On June 30, 2016, the Board of Directors approved a Certificate of Designation authorizing a new class of Series C Preferred Stock, par value $0.0001 per share (the “Series C Preferred”) convertible into 216,667 shares of Common Stock. The Series C Preferred, 200,000 shares of Common Stock, and three-year warrants to purchase 208,333 shares of Common Stock at $4.80 per share were all issued in connection with plans to conduct clinical trials and to perform clinical research in support of the development of diagnostic devices. The Company had been unable to proceed with the clinical trials and research. On July 31, 2019, the Company entered into a Surrender and Mutual Release Agreement (the “Cancellation Agreement”) to terminate the agreements and to cancel all issued and outstanding shares of Series C Preferred, all but 20,000 shares of the 200,000 shares of Common Stock, and all warrants issued under these arrangements.

 

Lease Agreement  

 

On July 9, 2019, the Company entered into a Commercial Lease Agreement (the “Lease”) with Skybar Holdings, LLC, a Florida limited liability company.

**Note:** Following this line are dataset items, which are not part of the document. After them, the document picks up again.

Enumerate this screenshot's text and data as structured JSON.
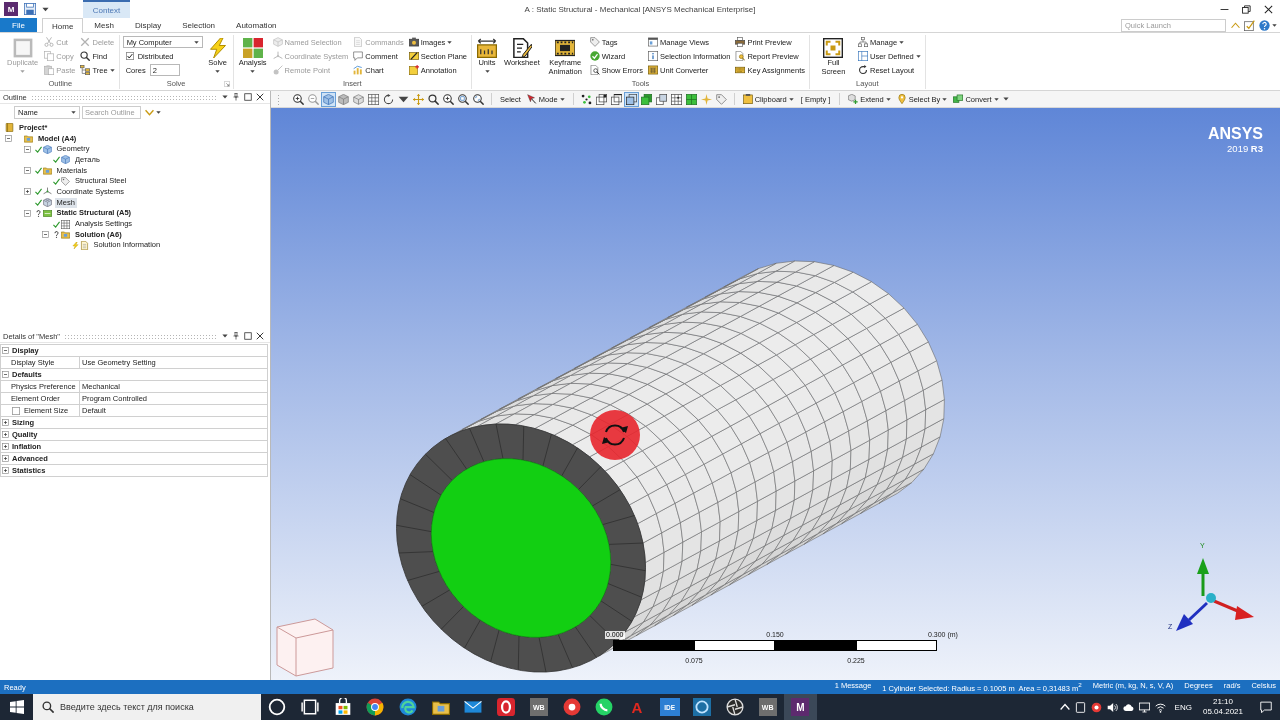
{
  "title_bar": {
    "app_icon": "M",
    "context_tab": "Context",
    "title": "A : Static Structural - Mechanical [ANSYS Mechanical Enterprise]"
  },
  "tabs": [
    {
      "label": "File",
      "kind": "file",
      "selected": false
    },
    {
      "label": "Home",
      "kind": "tab",
      "selected": true
    },
    {
      "label": "Mesh",
      "kind": "tab",
      "selected": false
    },
    {
      "label": "Display",
      "kind": "tab",
      "selected": false
    },
    {
      "label": "Selection",
      "kind": "tab",
      "selected": false
    },
    {
      "label": "Automation",
      "kind": "tab",
      "selected": false
    }
  ],
  "quick_launch": {
    "placeholder": "Quick Launch"
  },
  "ribbon": [
    {
      "label": "Outline",
      "launcher": false,
      "columns": [
        [
          {
            "kind": "large",
            "label": "Duplicate",
            "disabled": true,
            "dropdown": true
          }
        ],
        [
          {
            "kind": "small",
            "label": "Cut",
            "disabled": true,
            "dropdown": false
          },
          {
            "kind": "small",
            "label": "Copy",
            "disabled": true,
            "dropdown": false
          },
          {
            "kind": "small",
            "label": "Paste",
            "disabled": true,
            "dropdown": false
          }
        ],
        [
          {
            "kind": "small",
            "label": "Delete",
            "disabled": true,
            "dropdown": false
          },
          {
            "kind": "small",
            "label": "Find",
            "disabled": false,
            "dropdown": false
          },
          {
            "kind": "small",
            "label": "Tree",
            "disabled": false,
            "dropdown": true
          }
        ]
      ]
    },
    {
      "label": "Solve",
      "launcher": true,
      "columns": [
        [
          {
            "kind": "select",
            "value": "My Computer"
          },
          {
            "kind": "checkbox",
            "label": "Distributed",
            "checked": true
          },
          {
            "kind": "field",
            "label": "Cores",
            "value": "2"
          }
        ],
        [
          {
            "kind": "large",
            "label": "Solve",
            "disabled": false,
            "dropdown": true
          }
        ]
      ]
    },
    {
      "label": "Insert",
      "launcher": false,
      "columns": [
        [
          {
            "kind": "large",
            "label": "Analysis",
            "disabled": false,
            "dropdown": true
          }
        ],
        [
          {
            "kind": "small",
            "label": "Named Selection",
            "disabled": true,
            "dropdown": false
          },
          {
            "kind": "small",
            "label": "Coordinate System",
            "disabled": true,
            "dropdown": false
          },
          {
            "kind": "small",
            "label": "Remote Point",
            "disabled": true,
            "dropdown": false
          }
        ],
        [
          {
            "kind": "small",
            "label": "Commands",
            "disabled": true,
            "dropdown": false
          },
          {
            "kind": "small",
            "label": "Comment",
            "disabled": false,
            "dropdown": false
          },
          {
            "kind": "small",
            "label": "Chart",
            "disabled": false,
            "dropdown": false
          }
        ],
        [
          {
            "kind": "small",
            "label": "Images",
            "disabled": false,
            "dropdown": true
          },
          {
            "kind": "small",
            "label": "Section Plane",
            "disabled": false,
            "dropdown": false
          },
          {
            "kind": "small",
            "label": "Annotation",
            "disabled": false,
            "dropdown": false
          }
        ]
      ]
    },
    {
      "label": "Tools",
      "launcher": false,
      "columns": [
        [
          {
            "kind": "large",
            "label": "Units",
            "disabled": false,
            "dropdown": true
          }
        ],
        [
          {
            "kind": "large",
            "label": "Worksheet",
            "disabled": false,
            "dropdown": false
          }
        ],
        [
          {
            "kind": "large",
            "label": "Keyframe Animation",
            "disabled": false,
            "dropdown": false
          }
        ],
        [
          {
            "kind": "small",
            "label": "Tags",
            "disabled": false,
            "dropdown": false
          },
          {
            "kind": "small",
            "label": "Wizard",
            "disabled": false,
            "dropdown": false
          },
          {
            "kind": "small",
            "label": "Show Errors",
            "disabled": false,
            "dropdown": false
          }
        ],
        [
          {
            "kind": "small",
            "label": "Manage Views",
            "disabled": false,
            "dropdown": false
          },
          {
            "kind": "small",
            "label": "Selection Information",
            "disabled": false,
            "dropdown": false
          },
          {
            "kind": "small",
            "label": "Unit Converter",
            "disabled": false,
            "dropdown": false
          }
        ],
        [
          {
            "kind": "small",
            "label": "Print Preview",
            "disabled": false,
            "dropdown": false
          },
          {
            "kind": "small",
            "label": "Report Preview",
            "disabled": false,
            "dropdown": false
          },
          {
            "kind": "small",
            "label": "Key Assignments",
            "disabled": false,
            "dropdown": false
          }
        ]
      ]
    },
    {
      "label": "Layout",
      "launcher": false,
      "columns": [
        [
          {
            "kind": "large",
            "label": "Full Screen",
            "disabled": false,
            "dropdown": false
          }
        ],
        [
          {
            "kind": "small",
            "label": "Manage",
            "disabled": false,
            "dropdown": true
          },
          {
            "kind": "small",
            "label": "User Defined",
            "disabled": false,
            "dropdown": true
          },
          {
            "kind": "small",
            "label": "Reset Layout",
            "disabled": false,
            "dropdown": false
          }
        ]
      ]
    }
  ],
  "outline": {
    "title": "Outline",
    "filter": {
      "value": "Name"
    },
    "search": {
      "placeholder": "Search Outline"
    },
    "tree": [
      {
        "label": "Project*",
        "kind": "project",
        "emphasized": true,
        "selected": false,
        "complete": false,
        "underdefined": false,
        "needs_solve": false,
        "children": [
          {
            "label": "Model (A4)",
            "kind": "model",
            "emphasized": true,
            "selected": false,
            "expanded": true,
            "complete": false,
            "underdefined": false,
            "needs_solve": false,
            "children": [
              {
                "label": "Geometry",
                "kind": "geometry",
                "emphasized": false,
                "selected": false,
                "expanded": true,
                "complete": true,
                "underdefined": false,
                "needs_solve": false,
                "children": [
                  {
                    "label": "Деталь",
                    "kind": "part",
                    "emphasized": false,
                    "selected": false,
                    "complete": true,
                    "underdefined": false,
                    "needs_solve": false
                  }
                ]
              },
              {
                "label": "Materials",
                "kind": "materials",
                "emphasized": false,
                "selected": false,
                "expanded": true,
                "complete": true,
                "underdefined": false,
                "needs_solve": false,
                "children": [
                  {
                    "label": "Structural Steel",
                    "kind": "material",
                    "emphasized": false,
                    "selected": false,
                    "complete": true,
                    "underdefined": false,
                    "needs_solve": false
                  }
                ]
              },
              {
                "label": "Coordinate Systems",
                "kind": "coordinates",
                "emphasized": false,
                "selected": false,
                "expanded": false,
                "complete": true,
                "underdefined": false,
                "needs_solve": false
              },
              {
                "label": "Mesh",
                "kind": "mesh",
                "emphasized": false,
                "selected": true,
                "complete": true,
                "underdefined": false,
                "needs_solve": false
              },
              {
                "label": "Static Structural (A5)",
                "kind": "analysis",
                "emphasized": true,
                "selected": false,
                "expanded": true,
                "complete": false,
                "underdefined": true,
                "needs_solve": false,
                "children": [
                  {
                    "label": "Analysis Settings",
                    "kind": "settings",
                    "emphasized": false,
                    "selected": false,
                    "complete": true,
                    "underdefined": false,
                    "needs_solve": false
                  },
                  {
                    "label": "Solution (A6)",
                    "kind": "solution",
                    "emphasized": true,
                    "selected": false,
                    "expanded": true,
                    "complete": false,
                    "underdefined": true,
                    "needs_solve": false,
                    "children": [
                      {
                        "label": "Solution Information",
                        "kind": "information",
                        "emphasized": false,
                        "selected": false,
                        "complete": false,
                        "underdefined": false,
                        "needs_solve": true
                      }
                    ]
                  }
                ]
              }
            ]
          }
        ]
      }
    ]
  },
  "details": {
    "title": "Details of \"Mesh\"",
    "sections": [
      {
        "label": "Display",
        "expanded": true,
        "rows": [
          {
            "kind": "plain",
            "label": "Display Style",
            "value": "Use Geometry Setting"
          }
        ]
      },
      {
        "label": "Defaults",
        "expanded": true,
        "rows": [
          {
            "kind": "plain",
            "label": "Physics Preference",
            "value": "Mechanical"
          },
          {
            "kind": "plain",
            "label": "Element Order",
            "value": "Program Controlled"
          },
          {
            "kind": "parameter",
            "label": "Element Size",
            "value": "Default",
            "checked": false
          }
        ]
      },
      {
        "label": "Sizing",
        "expanded": false
      },
      {
        "label": "Quality",
        "expanded": false
      },
      {
        "label": "Inflation",
        "expanded": false
      },
      {
        "label": "Advanced",
        "expanded": false
      },
      {
        "label": "Statistics",
        "expanded": false
      }
    ]
  },
  "viewport_toolbar": {
    "view_buttons": [
      {
        "selected": false
      },
      {
        "selected": false
      },
      {
        "selected": true
      },
      {
        "selected": false
      },
      {
        "selected": false
      },
      {
        "selected": false
      },
      {
        "selected": false
      },
      {
        "selected": false
      },
      {
        "selected": false
      },
      {
        "selected": false
      },
      {
        "selected": false
      },
      {
        "selected": false
      },
      {
        "selected": false
      }
    ],
    "select_button": "Select",
    "mode_button": "Mode",
    "filter_buttons": [
      {
        "selected": false
      },
      {
        "selected": false
      },
      {
        "selected": false
      },
      {
        "selected": true
      },
      {
        "selected": false
      },
      {
        "selected": false
      },
      {
        "selected": false
      },
      {
        "selected": false
      },
      {
        "selected": false
      },
      {
        "selected": false
      }
    ],
    "clipboard_button": "Clipboard",
    "clipboard_status": "[ Empty ]",
    "extend_button": "Extend",
    "select_by_button": "Select By",
    "convert_button": "Convert"
  },
  "viewport": {
    "logo": "ANSYS",
    "version": "2019 **R3**",
    "scale_bar": {
      "top_labels": [
        "0.000",
        "0.150",
        "0.300 (m)"
      ],
      "bottom_labels": [
        "0.075",
        "0.225"
      ]
    },
    "triad": {
      "y_label": "Y",
      "z_label": "Z"
    }
  },
  "status_bar": {
    "state": "Ready",
    "messages": "1 Message",
    "selection": "1 Cylinder Selected: Radius = 0.1005 m  Area = 0,31483 m$^{2}$",
    "units": "Metric (m, kg, N, s, V, A)",
    "angle": "Degrees",
    "rotational_velocity": "rad/s",
    "temperature": "Celsius"
  },
  "taskbar": {
    "search": {
      "placeholder": "Введите здесь текст для поиска"
    },
    "apps": [
      {
        "selected": false
      },
      {
        "selected": false
      },
      {
        "selected": false
      },
      {
        "selected": false
      },
      {
        "selected": false
      },
      {
        "selected": false
      },
      {
        "selected": false
      },
      {
        "selected": false
      },
      {
        "label": "WB",
        "selected": false
      },
      {
        "selected": false
      },
      {
        "selected": false
      },
      {
        "label": "A",
        "selected": false
      },
      {
        "label": "IDE",
        "selected": false
      },
      {
        "selected": false
      },
      {
        "selected": false
      },
      {
        "label": "WB",
        "selected": false
      },
      {
        "label": "M",
        "selected": true
      }
    ],
    "language": "ENG",
    "time": "21:10",
    "date": "05.04.2021"
  }
}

Pursuant to the Lease, the Company will rent the entire first floor (consisting of approximately 4,000 square feet) of a property located in Delray Beach, Florida (the “Premises”). The Company plans to develop the Premises to create a hemp oriented health and wellness retail venue, including education, clothing and cosmetics, and explore franchise opportunities. The initial term of the Lease is 5 years commencing August 1, 2019, with two 5 year extension options. The Lease includes a right of first refusal in favor of the Company to lease any space that becomes available on the 2nd and 3rd floor of the Premises and a right of first refusal to purchase the Premises. Pursuant to the Lease, the Company will pay rent equal to forty thousand dollars per month in advance in addition to all applicable Florida sales and/or federal taxes. Effective one year from the lease commencement date and each year thereafter, the rent shall increase at least three percent (3%) per year. The lessor of the Premises is a limited liability company owned or controlled by Vladislav (Bobby) Yampolsky, a member of the Board and the founder, manager and controlling member of C2M, the Company’s largest stockholder.

 

Appointment of Officer

 

On July 10, 2019, the Board of Directors of the Company appointed Kenneth E. Puzder to the position of Chief Financial Officer of the Company. Mr. Puzder is also a member of the Board of directors of the Company following the resignation of Kelley Wendt, the Company’s prior Chief financial Officer. Mr. Puzder currently also serves as President and Chief Financial Officer of C2M, the Company’s largest stockholder. The Company entered into an agreement with Mr. Puzder in the form of an offer letter which states that Mr. Puzder will receive an annual base salary of $120,000 and will be eligible to receive a $20,000 signing bonus within 90 days of his start date, which will be netted against future bonus payments, if any. He will also be eligible to participate in the Company’s benefit plans. Mr. Puzder will also receive an equity award, which will be determined and approved by the Board. The offer letter has no set term and may be terminated by Mr. Puzder or the Company on two weeks written notice.